The same plane was involved in a collision in July 1968, at Heathrow. It was stationary at one of the terminal piers when a freighter jet carrying horses got out of control and crashed into its side. Five people were killed in the freighter. The Trident’s tail was torn off.
The experienced 51 year-old Captain Key certainly knew better than to retract the slats at this stage of the flight. Investigators later proved that it was intentional and not a mechanical problem with the equipment involved. So why did he do it? And why didn’t Second Officer Keighley or S/O Ticehurst override the captain’s fatal decision?
Without a cockpit voice recorder (CVR), which were not required in Britain at the time, we will never know for sure. The Air Accidents Investigation Board (AAIB) concluded that Second Officer Keighley was too inexperienced and that Ticehurst was preoccupied with the passenger in the cockpit (another BEA captain on a return flight).
Two seconds after the droops were retracted, the stick pusher stall recovery device operated, causing the autopilot to automatically disengage and the nose of the aircraft to pitch down. At that moment, the stall recovery system was manually inhibited by one of the pilots.
The aircraft then pitched up rapidly, losing speed and height, entering a true aerodynamic stall and then a deep stall from which no recovery was possible. Impact occurred 20 seconds later. An autopsy on the captain suggested that he had probably had a heart attack during the short flight.
Elizabeth Somerville Stewart‘s Obituary is in the British Homeopathic Journal, Volume LXI, Number 4. Oct, 1972. Page 247, and was written by Hamish William Boyd.
T Fergus Stewart‘s Obituary is in the British Homeopathic Journal, Volume LXI, Number 4. Oct, 1972. Page 247, and was written by Hamish William Boyd.
Obituary of Thomas Fergus Stewart TD, MB, CHB, FRFPS Glasgow, MRCP, F F Hom and Elizabeth Somerville Stewart MB, CHB, British Medical Journal 15.7.1972 page 181
Dr.

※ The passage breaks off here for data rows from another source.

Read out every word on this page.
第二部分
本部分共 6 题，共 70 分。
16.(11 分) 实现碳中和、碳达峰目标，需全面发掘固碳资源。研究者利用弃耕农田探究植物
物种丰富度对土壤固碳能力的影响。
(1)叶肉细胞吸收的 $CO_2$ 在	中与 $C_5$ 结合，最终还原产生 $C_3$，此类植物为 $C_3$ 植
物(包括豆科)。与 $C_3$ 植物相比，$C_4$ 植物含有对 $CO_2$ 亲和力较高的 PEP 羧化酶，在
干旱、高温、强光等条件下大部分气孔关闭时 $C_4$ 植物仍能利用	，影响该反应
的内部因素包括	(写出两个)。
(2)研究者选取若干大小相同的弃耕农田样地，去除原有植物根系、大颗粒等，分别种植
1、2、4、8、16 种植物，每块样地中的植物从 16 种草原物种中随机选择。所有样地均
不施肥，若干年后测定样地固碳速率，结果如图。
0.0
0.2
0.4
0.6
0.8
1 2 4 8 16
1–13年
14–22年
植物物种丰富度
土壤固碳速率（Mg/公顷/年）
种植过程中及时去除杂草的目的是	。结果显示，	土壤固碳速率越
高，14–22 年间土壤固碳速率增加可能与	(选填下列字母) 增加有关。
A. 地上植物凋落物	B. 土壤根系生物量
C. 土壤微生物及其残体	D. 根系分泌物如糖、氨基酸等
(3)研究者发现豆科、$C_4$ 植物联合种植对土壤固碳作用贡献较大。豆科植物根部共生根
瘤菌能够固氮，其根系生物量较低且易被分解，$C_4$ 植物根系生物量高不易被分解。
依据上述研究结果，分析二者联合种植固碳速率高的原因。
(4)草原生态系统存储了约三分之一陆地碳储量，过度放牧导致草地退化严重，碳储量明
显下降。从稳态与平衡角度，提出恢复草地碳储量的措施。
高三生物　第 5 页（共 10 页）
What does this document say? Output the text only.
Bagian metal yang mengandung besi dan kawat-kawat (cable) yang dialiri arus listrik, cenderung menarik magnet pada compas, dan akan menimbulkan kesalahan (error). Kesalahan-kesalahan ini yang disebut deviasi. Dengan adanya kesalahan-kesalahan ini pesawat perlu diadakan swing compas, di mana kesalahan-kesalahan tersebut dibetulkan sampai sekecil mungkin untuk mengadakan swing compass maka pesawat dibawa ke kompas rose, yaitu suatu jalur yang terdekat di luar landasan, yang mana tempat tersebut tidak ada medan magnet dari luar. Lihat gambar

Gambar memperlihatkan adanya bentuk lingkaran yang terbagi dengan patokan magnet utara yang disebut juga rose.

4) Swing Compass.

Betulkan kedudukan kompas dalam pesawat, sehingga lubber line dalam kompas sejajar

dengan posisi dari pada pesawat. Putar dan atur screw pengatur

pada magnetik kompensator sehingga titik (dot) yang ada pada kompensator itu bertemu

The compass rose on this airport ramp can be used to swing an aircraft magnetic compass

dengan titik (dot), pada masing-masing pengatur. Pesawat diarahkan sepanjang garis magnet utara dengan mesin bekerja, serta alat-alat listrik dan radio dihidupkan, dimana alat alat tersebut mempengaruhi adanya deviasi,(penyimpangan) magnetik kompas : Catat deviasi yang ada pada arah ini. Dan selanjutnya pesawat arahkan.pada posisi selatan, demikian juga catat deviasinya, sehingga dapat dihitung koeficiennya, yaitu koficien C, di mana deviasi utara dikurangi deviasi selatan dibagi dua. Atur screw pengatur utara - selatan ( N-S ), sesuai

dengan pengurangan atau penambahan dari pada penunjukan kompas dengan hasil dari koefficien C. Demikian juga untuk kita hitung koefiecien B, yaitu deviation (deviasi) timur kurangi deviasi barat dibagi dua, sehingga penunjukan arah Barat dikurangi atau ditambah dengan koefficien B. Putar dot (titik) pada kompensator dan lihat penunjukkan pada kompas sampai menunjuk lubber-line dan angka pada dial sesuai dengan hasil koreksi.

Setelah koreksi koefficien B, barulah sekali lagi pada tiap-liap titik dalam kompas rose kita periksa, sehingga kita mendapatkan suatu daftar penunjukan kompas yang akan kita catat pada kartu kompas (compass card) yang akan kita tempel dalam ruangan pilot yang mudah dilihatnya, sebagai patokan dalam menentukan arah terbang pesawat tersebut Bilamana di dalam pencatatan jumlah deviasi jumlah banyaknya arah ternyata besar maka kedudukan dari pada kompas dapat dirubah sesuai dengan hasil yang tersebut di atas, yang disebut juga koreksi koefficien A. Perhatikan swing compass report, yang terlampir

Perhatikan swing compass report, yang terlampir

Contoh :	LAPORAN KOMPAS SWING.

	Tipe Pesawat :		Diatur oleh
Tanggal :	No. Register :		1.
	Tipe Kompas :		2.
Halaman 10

T F Stewart, medical superintendent of Glasgow Homeopathic Hospital, and his wife Dr. Elizabeth Stewart, died in the Trident air disaster at Heathrow on 18.6. Dr. Stewart was 62 and his wife 59.
Thomas Fergus Stewart was born on 29.4.1910 and graduated in medicine at Glasgow University in 1936 after distinguishing himself at rugby and boxing. After holding house physician posts at the Glasgow Homeopathic Hospital, Yorkhill and Bellshill, he was dispensary physician at the Victoria Infirmary from 1939 to 1941. He had gained the degree of FRFPS in 1938 and the diploma of membership of the Faculty of Homeopathy in 1941.
Entering the Royal Air Force in 1941, he rose to the rank of squadron leader by 1946. He continued his association with the City of Glasgow squadron (602) Royal Auxiliary Air Force after the war as senior medical officer and developed his general practice together with his wife, Dr. Elizabeth Somerville Hamilton in the Langside area of Glasgow.
He became a physician to the Homeopathic Dispensary in 1946 and SHMO to the hospital in 1955. In 1957 he gained the diploma of F F HOM and was appointed consultant physician to the Glasgow Homeopathic Hospital in 1958, taking over the duties of medical superintendant in 1963.
He was always a tremendous enthusiast for the promotion of homeopathy, was president of the British Congress at Gleneagles in 1961, and in the lat few years had been British representative of the International Homeopathic League, attending congresses in Paris, Athens, London, Buenos Aires, and Philadelphia. He contributed numerous papers to the British Homeopathic Journal and took a prominent part in post graduate teaching in Glasgow.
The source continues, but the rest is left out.